If You Trust Google Now, Xively Will Be Great
Google announced their intention to acquire IoT platform Xively this week, aiming for a new layer of value in their connected future. If you trust Google, this announcement was a bit of good news. Xively may give Google the technology and knowhow to bring their fully connected smart home to life for millions of users around the world. It could be great.
At the time Google made their announcement, Xively was a part of LogMeIn. LogMeIn was a provider of cloud-based remote connectivity services – mostly for business use. Xively previously worked with groups such as Sowee for smart energy control of the smart home, Natufia for automated home garden systems, and SureFlap for microchip pet doors. LogMeIn originally acquired what Xively was back in 2014 for $12-million USD. Google's buy is said to reach somewhere closer to $30-million.
Xively is an internet of things business. Antony Passemard, head of product management for IoT and Pub/Sub at Google Cloud explained what Xively will do for Google in a blog post this week. "Through this acquisition, Cloud IoT Core will gain deep IoT technology and engineering expertise, including Xively's advanced device management, messaging, and dashboard capabilities"
"Our customers will benefit from Xively's extensive feature set and flexible device management platform, paired with the security and scale of Google Cloud," said Passemard. Xively will help Google manage smart, connected devices – for security, management, and data ingestion. And it's there that some end users will diverge in their reactions to this news.

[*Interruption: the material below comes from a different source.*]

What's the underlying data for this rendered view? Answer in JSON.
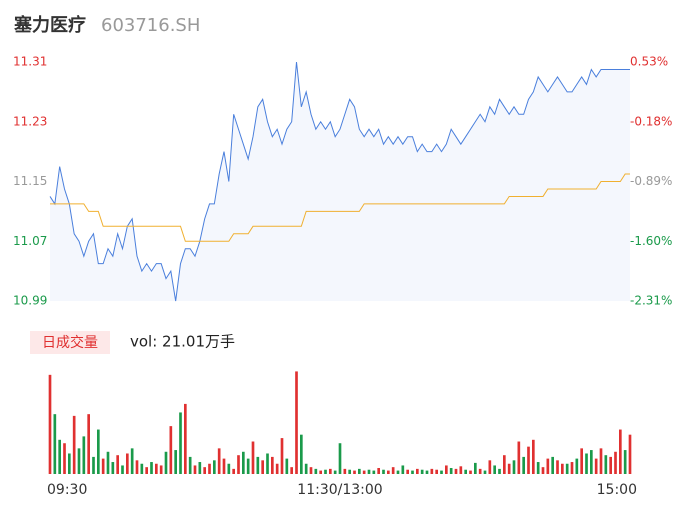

Google is already a company that benefits in a big way from the data their product users submit to the cloud constantly. Every single time a user says "OK Google," their voice is recorded and stored in Google Cloud where it's analyzed by computers to further improve their voice recognition and assistant services. If that's not something someone is comfortable with, this Xively acquisition shouldn't excite them. Not in a good way, anyway.
Xively will enhance Google's ability to provide "turnkey IoT solutions" to customers – read: businesses – so they can "focus on business value creation." Google's position is that it's inevitable that millions of devices around the home will be connected to the internet inside the next half-decade. And because of that, Google view is that they should help their customers (businesses) use the data that'll be made available by this future IoT environment.
If you're not all about that, the best way to fight back is disconnecting. Unplug your smart speakers, switch your phone's microphones off, and be OK with the fact that your lamp doesn't turn on when you open your front door. Use your finger to flip the switch, and take comfort in knowing that the machines have taken over already.